It permeates everything down here on the lower levels. What little warmth humans have made for themselves is greedily gobbled up by the stone walls that surround them on all sides. Despite the stirring of people in the streets, in their homes, and around corners, this place feels like a grave. A similar sense seems to loom over the heads of most who make their way through this deep, dark part of the world, hovering around them like a cloud of inevitability. No one has been outright sentenced to death, but they may as well be.
Upon waking, Tek will have found himself in a dark, wet alleyway. Attempts to orient himself reveal that he has been brought, somehow, to an impressively large network of tunnels that all lead, more or less, to three or four larger chambers. There is far more vibrant life above him somewhere, far, far above the layer of caves he's in now, and there is also a very deep, sluggish form of life somewhere far below his feet.
No one is coming to get him. No one follows him in his immediate vicinity--the few stragglers hanging around doorsteps and windows don't give him a second glance, or even a first one.

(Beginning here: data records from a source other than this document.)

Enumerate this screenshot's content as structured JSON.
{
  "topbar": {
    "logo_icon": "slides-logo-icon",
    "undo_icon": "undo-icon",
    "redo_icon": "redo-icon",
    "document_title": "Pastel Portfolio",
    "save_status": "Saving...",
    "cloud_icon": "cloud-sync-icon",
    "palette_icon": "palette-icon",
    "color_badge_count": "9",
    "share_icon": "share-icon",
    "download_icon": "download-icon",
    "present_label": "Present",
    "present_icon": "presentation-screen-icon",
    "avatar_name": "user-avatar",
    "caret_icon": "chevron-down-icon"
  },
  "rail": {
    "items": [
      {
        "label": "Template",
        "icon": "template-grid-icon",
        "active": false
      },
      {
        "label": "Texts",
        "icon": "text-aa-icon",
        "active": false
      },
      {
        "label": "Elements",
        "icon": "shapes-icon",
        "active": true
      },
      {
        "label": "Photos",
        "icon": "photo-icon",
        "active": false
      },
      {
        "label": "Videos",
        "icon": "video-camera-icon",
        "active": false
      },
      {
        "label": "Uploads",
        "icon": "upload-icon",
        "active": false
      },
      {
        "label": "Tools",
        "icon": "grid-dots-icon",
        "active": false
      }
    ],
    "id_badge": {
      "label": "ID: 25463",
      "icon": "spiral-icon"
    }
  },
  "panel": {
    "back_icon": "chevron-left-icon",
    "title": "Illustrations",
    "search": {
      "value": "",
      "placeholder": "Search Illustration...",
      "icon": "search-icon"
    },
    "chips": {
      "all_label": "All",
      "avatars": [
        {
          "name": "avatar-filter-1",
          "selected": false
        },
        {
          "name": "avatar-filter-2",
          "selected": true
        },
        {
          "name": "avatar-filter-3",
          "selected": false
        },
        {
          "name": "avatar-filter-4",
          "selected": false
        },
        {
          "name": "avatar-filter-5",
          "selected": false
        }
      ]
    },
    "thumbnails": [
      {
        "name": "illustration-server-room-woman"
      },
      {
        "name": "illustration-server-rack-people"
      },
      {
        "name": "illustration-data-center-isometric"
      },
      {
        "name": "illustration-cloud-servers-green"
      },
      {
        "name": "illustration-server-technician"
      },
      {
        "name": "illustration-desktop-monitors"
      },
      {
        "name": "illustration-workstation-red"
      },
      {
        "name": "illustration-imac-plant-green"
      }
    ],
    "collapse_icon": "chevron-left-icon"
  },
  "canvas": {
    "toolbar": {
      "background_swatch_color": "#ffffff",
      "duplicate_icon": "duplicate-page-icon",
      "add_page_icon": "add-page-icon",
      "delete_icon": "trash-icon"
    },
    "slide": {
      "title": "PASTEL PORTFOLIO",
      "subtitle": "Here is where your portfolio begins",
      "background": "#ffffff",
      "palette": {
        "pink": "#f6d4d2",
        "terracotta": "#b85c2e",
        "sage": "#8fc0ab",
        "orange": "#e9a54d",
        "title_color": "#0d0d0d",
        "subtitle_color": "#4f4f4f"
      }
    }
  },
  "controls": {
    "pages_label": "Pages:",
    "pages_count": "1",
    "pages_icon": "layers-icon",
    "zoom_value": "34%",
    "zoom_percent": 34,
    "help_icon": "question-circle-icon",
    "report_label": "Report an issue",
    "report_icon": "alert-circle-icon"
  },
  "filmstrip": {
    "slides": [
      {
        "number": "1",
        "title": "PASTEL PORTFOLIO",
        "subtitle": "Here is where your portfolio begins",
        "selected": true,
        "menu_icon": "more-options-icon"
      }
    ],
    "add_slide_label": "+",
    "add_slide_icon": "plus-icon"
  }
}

The place is crowded, but not busy. Everyone keeps their heads down. The people are all dressed poorly, in rags and robes and bundles that suggest a certain level of consistent poverty all throughout the level. The buildings in these tunnels look man-made, either built from scrap or carved straight out of the rock of the cave, but the majority of the actual roads and cave walls seem to have been formed with very little help from human hands.
The place is lit with lanterns and dirty-looking florescents suspended high above in the cave ceiling. The air is thick and stuffy, the smell of mold and mud prevalent over even the smell of human stagnation. It would not be hard to drag someone off, and he gets the immediate feeling that if he did, it's unlikely that anyone would come looking for them.
What does he do?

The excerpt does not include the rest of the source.